Epithelial-mesenchymal cell state heterogeneity predetermines differential phospho-signaling responses to EGF stimulation.

Understanding why isogenic cancer cells respond differently to equivalent oncogenic stimuli is vital for optimizing anticancer therapies. Emerging evidence suggests that pre-existing differences in cell state may modulate signaling responses to new stimuli, but the interplay of specific cell states and signals remains unclear. We investigated whether epithelial-mesenchymal (E/M) state, a major axis of cancer cell heterogeneity, influences signaling responses to epidermal growth factor (EGF), a critical oncogenic stimulus in non-small cell lung cancer (NSCLC). We imaged >64,000 A549 NSCLC cells labeled for DNA, F-actin, and alternate signaling markers (p-AKT-S473, p-AKT-T308, p-ERK, or p-S6) after acute stimulation.
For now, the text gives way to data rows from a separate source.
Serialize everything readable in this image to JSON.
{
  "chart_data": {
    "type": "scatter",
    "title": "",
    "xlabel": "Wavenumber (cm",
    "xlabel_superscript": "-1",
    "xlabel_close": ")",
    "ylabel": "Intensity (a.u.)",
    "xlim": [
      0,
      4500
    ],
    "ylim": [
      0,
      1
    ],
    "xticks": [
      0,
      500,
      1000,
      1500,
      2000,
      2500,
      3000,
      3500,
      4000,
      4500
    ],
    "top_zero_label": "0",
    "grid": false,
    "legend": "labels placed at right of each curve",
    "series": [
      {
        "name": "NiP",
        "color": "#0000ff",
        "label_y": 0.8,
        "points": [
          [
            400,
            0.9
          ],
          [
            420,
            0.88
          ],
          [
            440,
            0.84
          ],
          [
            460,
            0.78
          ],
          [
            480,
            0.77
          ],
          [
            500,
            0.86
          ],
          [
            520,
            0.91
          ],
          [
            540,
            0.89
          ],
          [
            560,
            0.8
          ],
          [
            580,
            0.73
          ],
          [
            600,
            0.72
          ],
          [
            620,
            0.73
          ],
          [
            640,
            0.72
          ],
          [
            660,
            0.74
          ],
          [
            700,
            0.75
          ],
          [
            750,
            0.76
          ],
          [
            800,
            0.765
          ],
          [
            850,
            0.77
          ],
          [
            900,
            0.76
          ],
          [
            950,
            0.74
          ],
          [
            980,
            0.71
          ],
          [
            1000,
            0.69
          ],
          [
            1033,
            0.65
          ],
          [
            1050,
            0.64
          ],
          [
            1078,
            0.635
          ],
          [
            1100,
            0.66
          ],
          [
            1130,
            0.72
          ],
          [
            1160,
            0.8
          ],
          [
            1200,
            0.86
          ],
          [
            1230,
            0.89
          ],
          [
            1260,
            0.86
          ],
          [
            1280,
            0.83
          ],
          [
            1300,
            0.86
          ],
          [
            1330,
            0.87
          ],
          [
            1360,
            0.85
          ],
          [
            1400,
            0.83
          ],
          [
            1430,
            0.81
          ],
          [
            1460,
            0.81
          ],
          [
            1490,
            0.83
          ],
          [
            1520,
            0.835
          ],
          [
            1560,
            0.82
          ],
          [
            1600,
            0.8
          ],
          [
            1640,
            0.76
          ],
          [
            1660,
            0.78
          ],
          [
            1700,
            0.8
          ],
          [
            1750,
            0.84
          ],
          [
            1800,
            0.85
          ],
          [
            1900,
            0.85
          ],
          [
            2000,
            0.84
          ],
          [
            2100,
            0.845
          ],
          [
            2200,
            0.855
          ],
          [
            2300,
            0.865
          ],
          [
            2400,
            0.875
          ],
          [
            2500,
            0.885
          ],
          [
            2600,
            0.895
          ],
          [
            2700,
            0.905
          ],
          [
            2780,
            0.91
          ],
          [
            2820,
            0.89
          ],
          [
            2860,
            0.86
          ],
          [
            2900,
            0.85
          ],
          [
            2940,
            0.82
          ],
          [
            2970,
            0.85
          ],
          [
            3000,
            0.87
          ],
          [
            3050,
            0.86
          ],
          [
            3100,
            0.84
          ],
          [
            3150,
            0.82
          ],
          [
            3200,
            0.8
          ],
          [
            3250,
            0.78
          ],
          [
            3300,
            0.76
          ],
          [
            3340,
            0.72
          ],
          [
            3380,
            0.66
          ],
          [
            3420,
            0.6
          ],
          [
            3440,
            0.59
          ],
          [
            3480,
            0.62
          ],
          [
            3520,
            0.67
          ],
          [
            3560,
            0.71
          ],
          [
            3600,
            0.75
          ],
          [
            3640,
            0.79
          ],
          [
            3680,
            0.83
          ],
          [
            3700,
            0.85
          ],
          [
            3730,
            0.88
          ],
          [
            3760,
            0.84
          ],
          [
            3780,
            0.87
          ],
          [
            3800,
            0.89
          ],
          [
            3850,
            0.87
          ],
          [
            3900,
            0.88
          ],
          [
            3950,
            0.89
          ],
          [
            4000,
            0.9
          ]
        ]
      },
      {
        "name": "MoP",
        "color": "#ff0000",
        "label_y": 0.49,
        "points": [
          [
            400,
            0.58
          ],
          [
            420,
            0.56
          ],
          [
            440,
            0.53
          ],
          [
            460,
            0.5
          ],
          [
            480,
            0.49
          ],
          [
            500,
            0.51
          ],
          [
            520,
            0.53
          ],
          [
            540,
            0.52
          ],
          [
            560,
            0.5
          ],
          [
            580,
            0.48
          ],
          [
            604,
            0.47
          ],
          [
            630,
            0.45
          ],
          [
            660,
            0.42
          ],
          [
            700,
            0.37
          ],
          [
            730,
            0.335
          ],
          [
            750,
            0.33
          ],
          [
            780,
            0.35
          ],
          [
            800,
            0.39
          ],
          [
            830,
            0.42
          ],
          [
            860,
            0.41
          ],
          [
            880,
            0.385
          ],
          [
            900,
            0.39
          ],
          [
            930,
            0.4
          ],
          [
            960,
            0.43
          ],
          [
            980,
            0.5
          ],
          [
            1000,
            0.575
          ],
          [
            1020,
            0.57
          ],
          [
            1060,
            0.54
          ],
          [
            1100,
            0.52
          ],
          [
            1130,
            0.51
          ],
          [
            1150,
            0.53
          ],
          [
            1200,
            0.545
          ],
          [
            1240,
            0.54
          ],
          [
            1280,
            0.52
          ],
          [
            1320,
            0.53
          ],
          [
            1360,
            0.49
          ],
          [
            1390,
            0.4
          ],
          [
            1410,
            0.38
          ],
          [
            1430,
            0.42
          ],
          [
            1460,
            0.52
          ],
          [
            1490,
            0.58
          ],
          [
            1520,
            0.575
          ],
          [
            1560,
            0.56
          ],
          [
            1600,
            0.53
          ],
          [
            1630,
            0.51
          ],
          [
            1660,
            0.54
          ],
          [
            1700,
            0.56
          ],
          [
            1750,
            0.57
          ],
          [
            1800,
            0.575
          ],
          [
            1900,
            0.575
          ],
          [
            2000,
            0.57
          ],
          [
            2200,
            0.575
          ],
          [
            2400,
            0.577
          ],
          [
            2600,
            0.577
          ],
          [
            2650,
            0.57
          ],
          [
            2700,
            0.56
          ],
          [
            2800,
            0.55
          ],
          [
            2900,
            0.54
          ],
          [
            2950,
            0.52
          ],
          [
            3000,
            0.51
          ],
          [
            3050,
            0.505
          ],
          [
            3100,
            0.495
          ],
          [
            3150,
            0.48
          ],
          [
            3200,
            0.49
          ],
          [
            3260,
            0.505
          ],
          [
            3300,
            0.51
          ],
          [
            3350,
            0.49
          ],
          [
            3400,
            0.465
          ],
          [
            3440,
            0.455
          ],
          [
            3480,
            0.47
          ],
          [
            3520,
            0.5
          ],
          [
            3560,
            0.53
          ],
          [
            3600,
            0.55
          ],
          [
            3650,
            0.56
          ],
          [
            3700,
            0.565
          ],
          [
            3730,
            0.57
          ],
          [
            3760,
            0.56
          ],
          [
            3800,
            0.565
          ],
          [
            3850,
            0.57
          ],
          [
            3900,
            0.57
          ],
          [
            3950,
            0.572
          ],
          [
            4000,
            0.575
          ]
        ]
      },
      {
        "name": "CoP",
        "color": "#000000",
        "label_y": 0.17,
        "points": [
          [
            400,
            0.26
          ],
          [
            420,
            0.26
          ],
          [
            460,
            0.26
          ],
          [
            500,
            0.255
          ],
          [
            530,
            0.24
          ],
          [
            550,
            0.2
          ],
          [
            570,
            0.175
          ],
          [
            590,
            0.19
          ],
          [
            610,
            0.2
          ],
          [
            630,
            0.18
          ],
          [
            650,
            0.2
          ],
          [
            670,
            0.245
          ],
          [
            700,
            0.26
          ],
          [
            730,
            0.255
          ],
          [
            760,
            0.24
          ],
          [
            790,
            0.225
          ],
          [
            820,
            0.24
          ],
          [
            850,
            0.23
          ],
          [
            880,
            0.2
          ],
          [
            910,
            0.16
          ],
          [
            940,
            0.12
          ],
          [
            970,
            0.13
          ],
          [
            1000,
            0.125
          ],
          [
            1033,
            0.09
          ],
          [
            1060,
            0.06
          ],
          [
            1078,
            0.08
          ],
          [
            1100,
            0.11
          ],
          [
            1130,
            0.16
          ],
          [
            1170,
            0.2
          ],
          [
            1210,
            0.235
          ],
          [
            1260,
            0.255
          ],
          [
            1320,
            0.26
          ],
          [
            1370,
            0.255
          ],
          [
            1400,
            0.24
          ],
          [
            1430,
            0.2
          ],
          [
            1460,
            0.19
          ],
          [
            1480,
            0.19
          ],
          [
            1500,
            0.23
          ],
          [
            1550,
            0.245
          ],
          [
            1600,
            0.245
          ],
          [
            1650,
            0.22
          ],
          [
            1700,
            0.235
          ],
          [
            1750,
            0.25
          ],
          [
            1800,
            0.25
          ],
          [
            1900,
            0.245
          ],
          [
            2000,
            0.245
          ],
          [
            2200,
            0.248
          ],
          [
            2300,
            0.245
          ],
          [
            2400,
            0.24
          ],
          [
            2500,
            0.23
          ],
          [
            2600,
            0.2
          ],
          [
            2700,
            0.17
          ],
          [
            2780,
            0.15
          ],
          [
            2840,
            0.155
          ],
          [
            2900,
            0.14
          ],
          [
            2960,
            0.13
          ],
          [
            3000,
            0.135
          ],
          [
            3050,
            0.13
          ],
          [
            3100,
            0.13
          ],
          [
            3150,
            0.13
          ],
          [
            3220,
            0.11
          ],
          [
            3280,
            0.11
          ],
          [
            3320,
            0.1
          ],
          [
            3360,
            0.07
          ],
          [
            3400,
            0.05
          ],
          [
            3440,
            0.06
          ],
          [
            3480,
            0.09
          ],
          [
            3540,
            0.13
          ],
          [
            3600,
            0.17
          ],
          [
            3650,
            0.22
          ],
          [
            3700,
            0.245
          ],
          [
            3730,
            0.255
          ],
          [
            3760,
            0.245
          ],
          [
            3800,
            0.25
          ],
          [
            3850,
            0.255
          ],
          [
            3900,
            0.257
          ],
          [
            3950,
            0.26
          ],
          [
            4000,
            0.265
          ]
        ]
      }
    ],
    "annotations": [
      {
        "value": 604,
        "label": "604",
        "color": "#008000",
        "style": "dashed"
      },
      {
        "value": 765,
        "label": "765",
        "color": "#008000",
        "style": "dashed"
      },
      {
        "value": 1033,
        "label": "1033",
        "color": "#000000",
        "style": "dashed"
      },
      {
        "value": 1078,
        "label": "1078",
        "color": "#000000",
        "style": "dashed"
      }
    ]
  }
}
Quantitative single-cell morphological and spatial profiling defined a stimulus-invariant "E/M state landscape" over which EGF signaling responses were compared. This revealed state-dependent differences in signal-activation magnitudes, dynamics, and subcellular routing. AKT responses exhibited phosphosite- and compartment-specific dynamics across states, with epithelial cells showing strong, transient membrane-localized S473 and higher internalized T308, whereas mesenchymal cells displayed weaker but sustained nuclear and ruffle-localized S473. Regression-based computational multiplexing concurrently inferred all signaling responses per cell, mapping state-dependent divergence in multimolecular signaling trajectories. E/M state thus predetermines distinctive spatiotemporal profiles of EGF-induced signaling, with implications for signaling functions and antisignaling therapy responses across E/M state-diverse tumors.